The prerequisite here is that $FILE1 and $FILE2 should have the same number of time points represented. Some experimental conditions contain just a single time point (e.g. the Fixation condition in the Working memory task). If such a condition (in $FILE2) is to be compared with a condition that contains multiple time points (in $FILE1), it can be achieved by:

wb_command -cifti-math ‘x-y’ $OUTPUTFILE -var x $FILE1 -var y $FILE2 -select 1 1 -repeat

Compute a contrast with an estimate based on a subset of time points within a single file (e.g. baseline correction)

Suppose you want to do a normalization of the event-related field timecourse with the standard deviation of the activity in the pre-stimulus time window. This can be achieved in a three-step procedure, where 1) a selection is made of the time points that are included in the ‘baseline’ (for this you need to know the indices to the time points of interest), 2) an operation is performed on this selection (e.g. computation of the standard deviation), and 3) the output of the previous operation is applied to the whole time course of activity. These three steps are achieved by three calls to wb_command:

wb_command -cifti-merge $TEMPFILE -cifti $FILE -column $INDEX1 -up-to $INDEX2

wb_command -cifti-reduce $TEMPFILE STDDEV $TEMPFILE

wb_command -cifti-math ‘x/y’ $OUTPUTFILE -var x $FILE -var y $TEMPFILE -select 1 1 -repeat 

Compute an average across a selection of conditions (or subjects)

Suppose you want to average the response across a set of conditions, or across a set of subjects. This can be achieved by:

wb_command -cifti-average $OUTPUTFILE -cifti $FILE1 -cifti $FILE2

Where the list can be extended to contain more than 2 input files.

8. What is the definition of the frequency bands used in the different pipelines?
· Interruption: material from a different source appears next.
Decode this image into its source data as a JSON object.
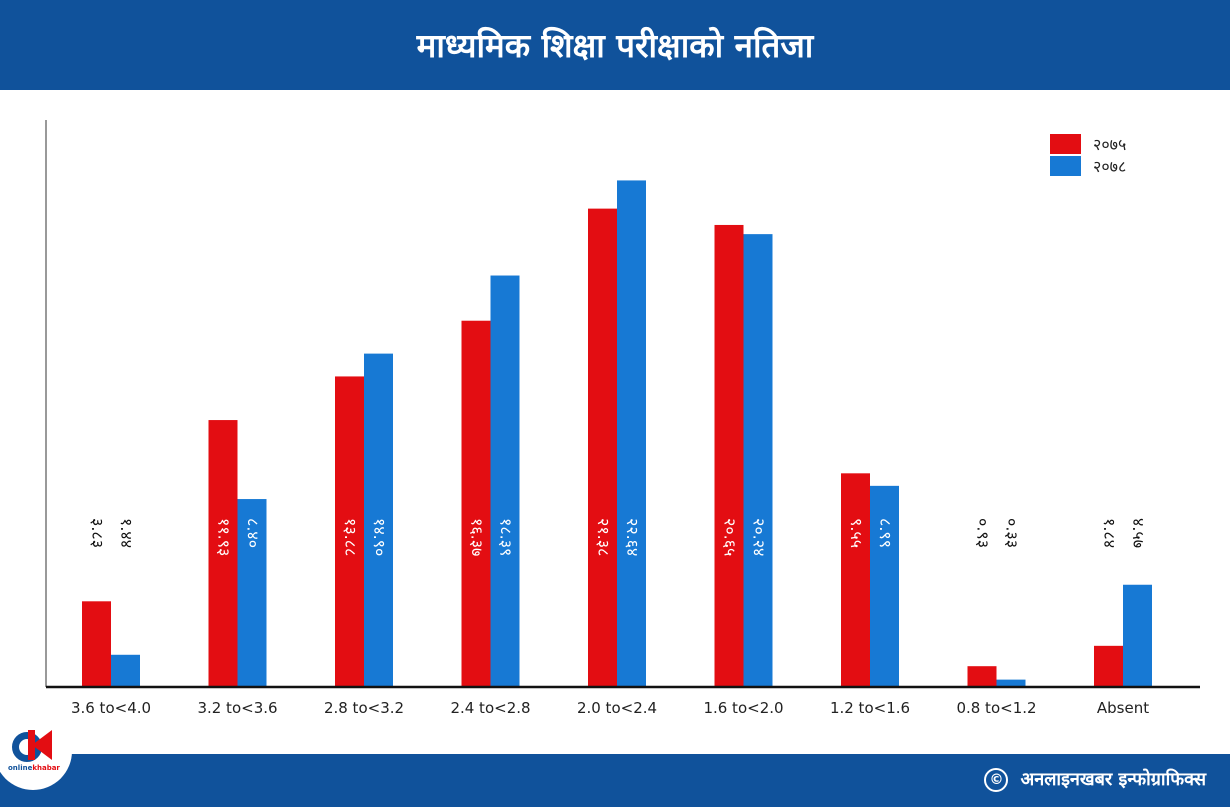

Frequency band   Frequency range (Hz)
delta 1.5-4  
theta 4-8  
alpha 8-15  
beta low 15-26  
beta high 26-35  
gamma low 35-50  
gamma mid 50-76  
gamma high 76-120  
wide band 1.5-150  

Both the rMEG and tMEG pipelines deal with cortical oscillatory activity. Specifically, Band Limited Power (BLP) timecourses, BLP correlation and band-specific Multivariate Interaction Measure on the source-level signals are estimated from rMEG data, whereas the average across trials of the BLP timecourse is estimated from the tMEG data. In all the tMEG and rMEG pipelines, consistent frequency intervals are used to define the oscillatory bands. The frequency intervals defining each oscillatory band, together with the names used in all the pipelines are listed above.